It was easy to set up my "queue" of movies to come to my door...a little too easy, really. Because I have a 3-year-old he-man child obsessed with Buzz Lightyear and all things remotely like him, I decided that our debut Netflix flick would be Superman, the original 1978 version. (It did require some remote control finesse during the disturbing earthquake scene. I reserve the right to censor while I am still able.)
Just for fun, I'm including the song here. Go ahead and click on it. You can listen to it while you read the rest of this post.
Watching the movie as an adult was a different experience than watching it as a kid. Maybe I ponder the deeper meanings of things more these days, or maybe they were just too deep for me to understand back then. But this time around, it was clear to me that the story of Superman contains some undeniable biblical parallels. Not perfect ones, of course, but parallels that were too interesting for me to ignore without sharing them. So without going into too much detail here (I hope), allow me to make four quick observations about it:
1) The father sends his only son as a baby.

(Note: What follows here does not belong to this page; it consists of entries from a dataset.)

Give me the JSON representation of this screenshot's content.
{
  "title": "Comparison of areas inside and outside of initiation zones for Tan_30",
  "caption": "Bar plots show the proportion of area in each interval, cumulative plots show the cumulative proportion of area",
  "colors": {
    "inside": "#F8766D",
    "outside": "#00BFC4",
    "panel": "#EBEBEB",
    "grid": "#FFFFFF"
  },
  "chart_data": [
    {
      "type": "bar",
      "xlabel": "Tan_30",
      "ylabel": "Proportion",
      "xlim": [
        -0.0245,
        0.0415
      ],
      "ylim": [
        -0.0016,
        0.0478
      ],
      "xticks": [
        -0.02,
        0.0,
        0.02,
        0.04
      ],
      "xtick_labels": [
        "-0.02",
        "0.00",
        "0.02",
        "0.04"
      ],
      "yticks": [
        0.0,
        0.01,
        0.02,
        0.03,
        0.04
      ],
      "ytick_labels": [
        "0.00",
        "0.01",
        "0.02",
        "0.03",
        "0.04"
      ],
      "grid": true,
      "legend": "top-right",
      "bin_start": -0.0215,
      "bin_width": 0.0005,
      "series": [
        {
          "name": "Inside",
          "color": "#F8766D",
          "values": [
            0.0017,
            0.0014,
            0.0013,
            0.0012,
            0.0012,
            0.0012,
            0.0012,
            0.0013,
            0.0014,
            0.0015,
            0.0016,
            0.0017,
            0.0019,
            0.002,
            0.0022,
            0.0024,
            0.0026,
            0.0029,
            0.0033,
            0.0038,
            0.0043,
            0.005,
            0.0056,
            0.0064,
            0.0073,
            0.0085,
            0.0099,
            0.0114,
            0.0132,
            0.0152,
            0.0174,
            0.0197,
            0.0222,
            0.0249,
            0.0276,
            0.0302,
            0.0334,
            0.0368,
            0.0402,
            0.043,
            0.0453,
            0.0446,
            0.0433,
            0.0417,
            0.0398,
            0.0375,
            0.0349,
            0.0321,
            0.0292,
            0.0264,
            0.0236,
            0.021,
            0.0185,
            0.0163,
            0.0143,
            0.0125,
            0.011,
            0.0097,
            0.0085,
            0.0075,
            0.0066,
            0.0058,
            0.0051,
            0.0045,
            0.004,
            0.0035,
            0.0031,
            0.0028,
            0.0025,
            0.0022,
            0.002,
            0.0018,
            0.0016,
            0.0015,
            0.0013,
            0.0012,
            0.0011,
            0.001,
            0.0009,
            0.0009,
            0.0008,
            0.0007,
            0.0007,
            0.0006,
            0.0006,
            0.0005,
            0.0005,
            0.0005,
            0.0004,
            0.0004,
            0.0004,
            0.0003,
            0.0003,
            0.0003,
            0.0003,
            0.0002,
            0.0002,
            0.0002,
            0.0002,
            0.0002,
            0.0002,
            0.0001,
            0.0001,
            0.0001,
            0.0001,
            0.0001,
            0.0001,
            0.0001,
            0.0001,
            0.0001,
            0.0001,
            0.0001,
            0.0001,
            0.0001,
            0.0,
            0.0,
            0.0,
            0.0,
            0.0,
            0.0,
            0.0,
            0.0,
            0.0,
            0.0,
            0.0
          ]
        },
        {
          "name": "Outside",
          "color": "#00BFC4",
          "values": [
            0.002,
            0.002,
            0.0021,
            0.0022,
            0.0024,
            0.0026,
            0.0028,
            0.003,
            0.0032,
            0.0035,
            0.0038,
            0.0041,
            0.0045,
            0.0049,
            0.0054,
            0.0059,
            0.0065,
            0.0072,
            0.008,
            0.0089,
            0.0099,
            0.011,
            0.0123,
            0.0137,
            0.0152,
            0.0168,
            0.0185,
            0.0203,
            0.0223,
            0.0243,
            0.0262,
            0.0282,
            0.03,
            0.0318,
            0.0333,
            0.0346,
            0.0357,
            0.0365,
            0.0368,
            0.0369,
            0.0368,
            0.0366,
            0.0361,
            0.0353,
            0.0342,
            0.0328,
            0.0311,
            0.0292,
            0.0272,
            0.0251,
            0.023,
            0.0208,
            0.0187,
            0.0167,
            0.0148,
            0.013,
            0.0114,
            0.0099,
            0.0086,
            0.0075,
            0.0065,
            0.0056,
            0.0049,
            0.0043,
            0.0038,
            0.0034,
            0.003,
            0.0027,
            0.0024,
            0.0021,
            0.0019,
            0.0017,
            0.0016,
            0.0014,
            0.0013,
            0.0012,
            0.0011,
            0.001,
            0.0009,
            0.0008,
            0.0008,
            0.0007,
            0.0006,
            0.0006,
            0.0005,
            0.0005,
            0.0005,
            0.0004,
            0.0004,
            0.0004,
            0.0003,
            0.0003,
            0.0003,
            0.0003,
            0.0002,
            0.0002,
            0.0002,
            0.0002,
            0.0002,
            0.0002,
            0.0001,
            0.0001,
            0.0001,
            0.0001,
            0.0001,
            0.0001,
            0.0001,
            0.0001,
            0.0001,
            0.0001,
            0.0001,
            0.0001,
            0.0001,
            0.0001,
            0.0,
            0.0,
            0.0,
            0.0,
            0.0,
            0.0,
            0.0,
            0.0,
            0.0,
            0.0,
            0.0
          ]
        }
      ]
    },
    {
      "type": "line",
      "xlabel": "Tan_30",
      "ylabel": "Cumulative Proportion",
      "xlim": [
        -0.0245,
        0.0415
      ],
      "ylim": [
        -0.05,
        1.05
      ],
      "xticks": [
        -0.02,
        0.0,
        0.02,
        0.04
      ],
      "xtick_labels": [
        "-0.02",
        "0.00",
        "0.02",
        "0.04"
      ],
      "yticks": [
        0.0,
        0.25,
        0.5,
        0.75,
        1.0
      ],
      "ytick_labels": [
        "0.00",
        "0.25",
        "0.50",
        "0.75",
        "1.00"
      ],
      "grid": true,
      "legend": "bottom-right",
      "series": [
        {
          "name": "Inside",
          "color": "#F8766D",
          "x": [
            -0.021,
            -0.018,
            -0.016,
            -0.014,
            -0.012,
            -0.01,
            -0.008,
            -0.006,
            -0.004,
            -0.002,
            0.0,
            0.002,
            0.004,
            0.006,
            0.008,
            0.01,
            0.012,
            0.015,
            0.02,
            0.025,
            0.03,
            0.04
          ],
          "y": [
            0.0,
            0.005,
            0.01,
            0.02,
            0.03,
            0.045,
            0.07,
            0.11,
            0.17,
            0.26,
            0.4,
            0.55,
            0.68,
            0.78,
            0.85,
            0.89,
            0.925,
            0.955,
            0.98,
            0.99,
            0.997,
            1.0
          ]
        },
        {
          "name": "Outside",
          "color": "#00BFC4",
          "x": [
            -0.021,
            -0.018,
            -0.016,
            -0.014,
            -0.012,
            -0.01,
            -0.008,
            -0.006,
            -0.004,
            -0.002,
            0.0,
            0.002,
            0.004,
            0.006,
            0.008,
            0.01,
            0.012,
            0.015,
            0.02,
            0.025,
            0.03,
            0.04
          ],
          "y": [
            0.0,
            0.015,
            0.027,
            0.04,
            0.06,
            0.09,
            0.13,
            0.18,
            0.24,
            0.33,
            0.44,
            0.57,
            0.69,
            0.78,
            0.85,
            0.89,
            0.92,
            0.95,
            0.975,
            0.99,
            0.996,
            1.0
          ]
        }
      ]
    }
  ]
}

Superman's father, Jor-el, sends him to planet Earth as a baby, Moses-in-the-bullrushes style, in his own little spaceship to protect him from the destruction of planet Krypton. Earth is a "primitive" planet, and Superman's mother worries that her son will feel isolated and alone there because of his great powers. As he places the baby in the ship, Jor-el (played by Marlon Brando) says in his deep, baritone voice, "He will never be alone. All that I have, all that I've learned, everything I feel, all this and more, I bequeath you, my son. You will carry me inside you all the days of your life. You will make my strength your own, see my life through your eyes, as your life will be seen through mine. The son becomes the father, and the father, the son."
1 John 4:14 says of Jesus, "And we have seen and testify that the Father has sent his Son to be the Savior of the world."
Clark Kent grows up as a farm boy in Smallville, Kansas knowing that he is different, just as his birth mother fretted. His earthly parents are named Martha and Jonathan (dare I compare the M and J names to Mary and Joseph?) Jonathan tells him that he is meant for greater things, and Clark ponders the purpose of his life alone in the cornfields. Finally, the day comes when he tells Martha after Jonathan's death, "I have to go." And then the miracles begin...saving Lois Lane, preventing accidents, thwarting bad guys. Jesus began his earthly ministry at a definitive point in time, after spending years growing up as a humble carpenter's son.
3) The son retreats to commune with the father.
Through Kryptonian technology that the audience just has to accept, Superman often visits the "Fortress of Solitude" to speak with Jor-el (or, at least, to speak with a large, transparent hologram head that does not seem to creep him out in the slightest.) He tells his father of his struggles, asks him for help, and receives advice there. In the gospels, Jesus often retreated from the crowds and found solitary places to pray to the Father.
4) The son is the light and the way.
Jor-el tells his son about the people of earth, "They can be a great people if they wish to be. They only lack the light to show them the way. For this reason above all - their capacity for growth - I have sent them you, my only son."
John 1:9 "The one who is the true light, who gives light to everyone, was coming into the world."
John 14: 6 "Jesus told him, 'I am the way, the truth, and the life.' "
In real life, there was never a flying man in red boots who swooped in to help people in their times of need. Instead, we were given the real super-man...the humble carpenter from Nazareth, the one who came from above to give his life as a ransom for many, the Son of God who lives to intercede for them. He came, not just because the Father thought we had a capacity for growth, as Superman's father said of the people of earth, but because of God's deep love for the people he had made who needed a Savior.
That night, as I tucked my he-man child into bed, he drowsily prayed, "Thank you God for the mailman, who brought me the Superman movie today."
Thank you God for sending your super-man...to us.